Verisk Analytics Inc. reported first‑quarter 2026 results with revenue of $782.6 million, a 3.9% year‑over‑year increase, and GAAP diluted earnings per share of $1.73. The company’s adjusted diluted EPS of $1.82 beat consensus estimates of $1.74–$1.76, while revenue surpassed the $771.5–$772.6 million range expected by analysts. Adjusted EBITDA margin rose to 55.9%, up from 55.7% in the prior year, and the firm reaffirmed its full‑year 2026 guidance of $3.19 billion to $3.24 billion in revenue and 56–56.5% adjusted EBITDA margin.
Underwriting revenue reached $552 million, up 3.8% year‑over‑year and 5.3% in constant currency, while claims revenue grew to $231 million, up 4.3% year‑over‑year and 3.4% constant currency. The mix shift toward higher‑margin subscription contracts and AI‑enabled solutions drove the overall revenue growth, offsetting a decline in transactional revenue from lower weather‑related activity and a government‑contract work stoppage that weighed on the quarter.
Management highlighted that the quarter was a temporary “trough” driven by lower weather volumes, tougher subscription renewal compares, and the government‑contract work stoppage. CEO Lee Shavel said, “We have confidence that our operating momentum will build throughout the year as we continue to deepen client relationships and invest in innovation that addresses the industry's most critical challenges. Our proprietary datasets and distinctive insights are competitive advantages that enable us to introduce new and effective AI solutions into core insurance workflows and decision making. Our powerful economic model will continue to create long‑term value for clients and shareholders alike.” CFO Elizabeth Mann added, “In the first quarter, Verisk delivered organic constant currency revenue growth of 4.7% and OCC adjusted EBITDA growth of 5.9%. During the quarter we executed a $1.5 billion accelerated share repurchase program while continuing to invest back into our business. We have confidence that as we move throughout the year, our growth will return to levels consistent with our long‑term targets and as a result, we are reaffirming our financial guidance for 2026.”
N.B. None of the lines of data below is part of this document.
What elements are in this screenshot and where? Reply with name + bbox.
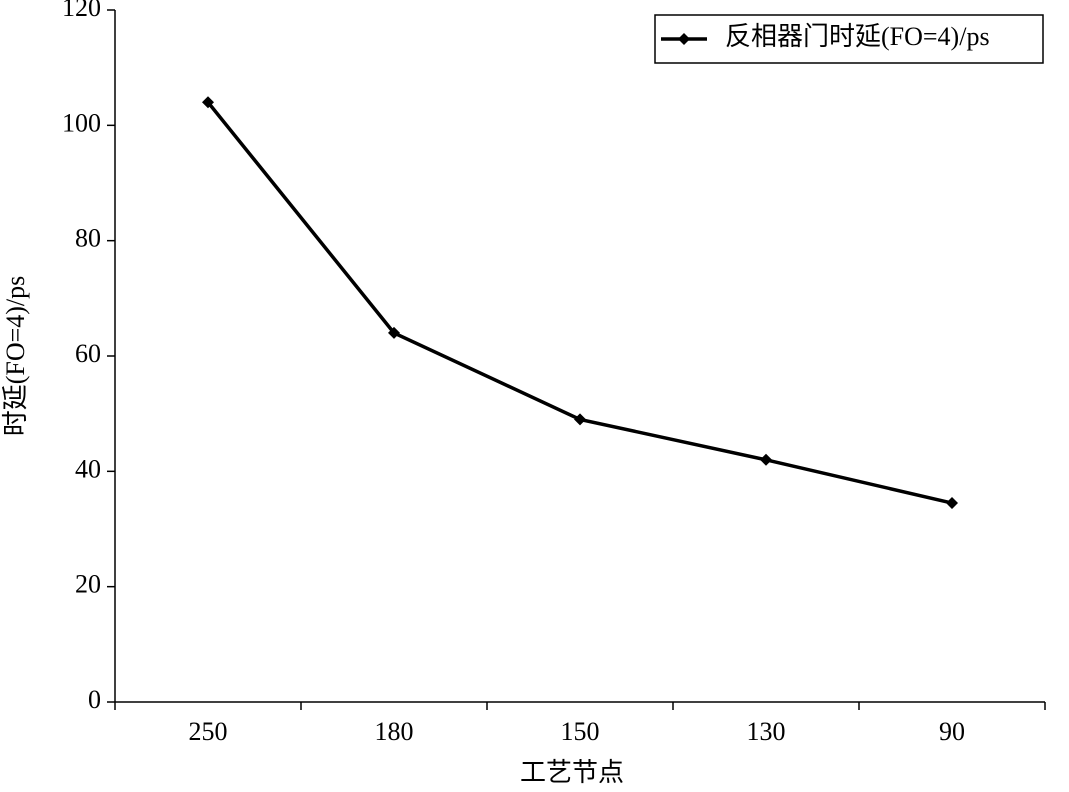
y-tick-label: 120 <box>62 0 101 22</box>
x-tick-label: 180 <box>375 717 414 746</box>
marker <box>946 497 958 510</box>
x-tick-label: 130 <box>747 717 786 746</box>
x-tick-label: 90 <box>939 717 965 746</box>
y-tick-label: 60 <box>75 339 101 368</box>
marker <box>760 453 772 466</box>
y-tick-label: 0 <box>88 685 101 714</box>
marker <box>202 96 214 109</box>
y-tick-label: 100 <box>62 108 101 137</box>
x-tick-label: 150 <box>561 717 600 746</box>
marker <box>388 326 400 339</box>
y-tick-label: 20 <box>75 570 101 599</box>
legend-label: 反相器门时延(FO=4)/ps <box>725 22 990 51</box>
legend-box <box>654 14 1044 64</box>
x-tick-label: 250 <box>189 717 228 746</box>
x-axis-label: 工艺节点 <box>520 758 624 787</box>
y-axis-label: 时延(FO=4)/ps <box>1 276 30 437</box>
y-tick-label: 80 <box>75 224 101 253</box>
marker <box>574 413 586 426</box>
legend-marker <box>678 33 690 45</box>
line <box>206 101 953 505</box>
y-tick-label: 40 <box>75 454 101 483</box>
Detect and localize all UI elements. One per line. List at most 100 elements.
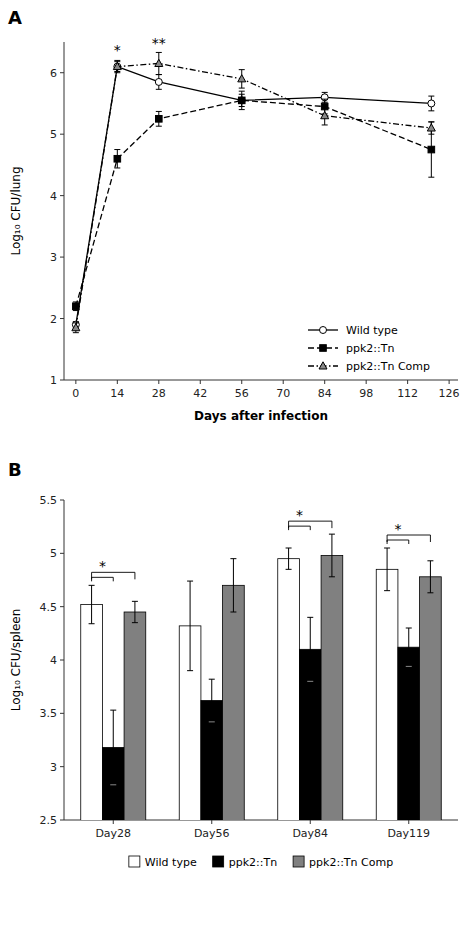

The adjusted EBITDA margin expansion reflects operational leverage and a higher mix of high‑margin AI contracts, while the slight compression from 56.2% to 55.9% is attributable to increased investment in technology and talent. The company’s cost discipline and pricing power helped offset the impact of the weather‑related headwind, allowing it to maintain profitability even as transactional revenue dipped.
Verisk’s guidance signals confidence in a gradual rebound from the Q1 trough. The firm expects revenue to stay within the $3.19 billion to $3.24 billion range and adjusted EBITDA margin to remain between 56% and 56.5%, indicating that management believes the subscription‑driven model and AI initiatives will continue to drive growth. Market participants reacted positively, with the stock rising 8.3% to $191.24 and analysts maintaining a moderate buy stance with a target price of about $237.
The earnings beat, combined with a reaffirmed guidance and a clear focus on AI‑enabled subscription growth, underscores Verisk’s resilience and strategic positioning in the insurance data analytics market. The company’s ability to maintain margin expansion while investing in future capabilities suggests a solid trajectory for long‑term value creation.